The Creative Brain And Other Bullshit

If you look close, you can see the creativity.

I was going to write a response to this article, but Chuck Wendig seems to have taken care of that for me, so just go read his instead. It has the added benefit of Urethral Bees. And if that doesn’t pique your interest, really, what are you doing with your life?

Instead, I’m going address another pervasive myth that creators of any kind have run across: the myth of the Creative Brain.

Raise your hand if you create—anything, from carpentry to cooking to handicrafts to sculpture, not just writing—and have heard this:

“I wish I could do that.”

“You were born with so much talent.”

And my personal favourite:

“Who even thinks of that?”*

What do all these statements have in common? They all assume the existence of a special type of mind, a creative type, which is different from a normal person’s. And, significantly, that this type is one that you are born with. Weren’t born like that? Fuck you, back of the Creativity Line.

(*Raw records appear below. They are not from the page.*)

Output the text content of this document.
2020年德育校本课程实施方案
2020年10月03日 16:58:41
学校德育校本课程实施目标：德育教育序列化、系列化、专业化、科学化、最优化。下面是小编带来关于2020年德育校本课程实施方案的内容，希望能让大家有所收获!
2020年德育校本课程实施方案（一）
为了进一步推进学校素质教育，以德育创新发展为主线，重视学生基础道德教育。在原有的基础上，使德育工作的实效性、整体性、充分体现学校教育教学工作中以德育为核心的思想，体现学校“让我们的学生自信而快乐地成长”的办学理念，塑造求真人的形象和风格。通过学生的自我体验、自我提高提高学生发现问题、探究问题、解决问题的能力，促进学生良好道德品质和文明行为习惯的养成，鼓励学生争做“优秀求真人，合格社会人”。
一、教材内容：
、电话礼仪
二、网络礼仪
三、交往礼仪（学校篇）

Bullshit. No one is born creative. Or maybe the better way to look at is that no one is born uncreative. Life takes a certain amount of creativity, and you start right at the beginning, figuring out a way out of your crib and deciding if you can blame that mess on the dog. Children are creative. Just listen to one lie and you’ll be blown away by the breadth and depth of their deception. And by the way it doesn’t make sense, but that’s also creative. And awesome, even when they’re lying to your face about the ninjas that came from the ceiling vents to fight the dinosaurs from the basement and that’s how the lamp got broken.**

The difference between those kids and all the adults who mourn their lack of creativity is that no one tells the kids they can’t do it.***

Anyone can be creative. It’s just a matter of training your mind to think in certain ways. Ways that you, having grown out of dinosaur-fighting ninjas, probably think are dumb.

And that’s where the problem lies. People who think creative people are special forget that, for every idea that blows you away, we have hundreds, thousands, that are dumb. That don’t even make a lick of sense. That never pass the first test, which is: can I explain this to another human? ‘Should I’ is another important question, but that comes later.

You want the creativity, you have to be willing to be dumb. Silly. You can’t build the wall between ‘serious’ and ‘silly’ in your mind and expect things flow. You have to think the stupid things and not immediately push them away, because very clever things can often masquerade as stupid at first glance. Only by careful examination will you sort one from the other.

Best thing about this sort of thinking is that it’s never too late to start, if you really want it. Sure, it might be hard, but push against your brain boundaries and sooner or later they’ll give way.

And you never know: maybe you’ll like what’s on the other side of that wall more.

*I mostly like the undertone of horror with this one.

**For real, kids are awesome.

***All right, some people do, but they’re assholes.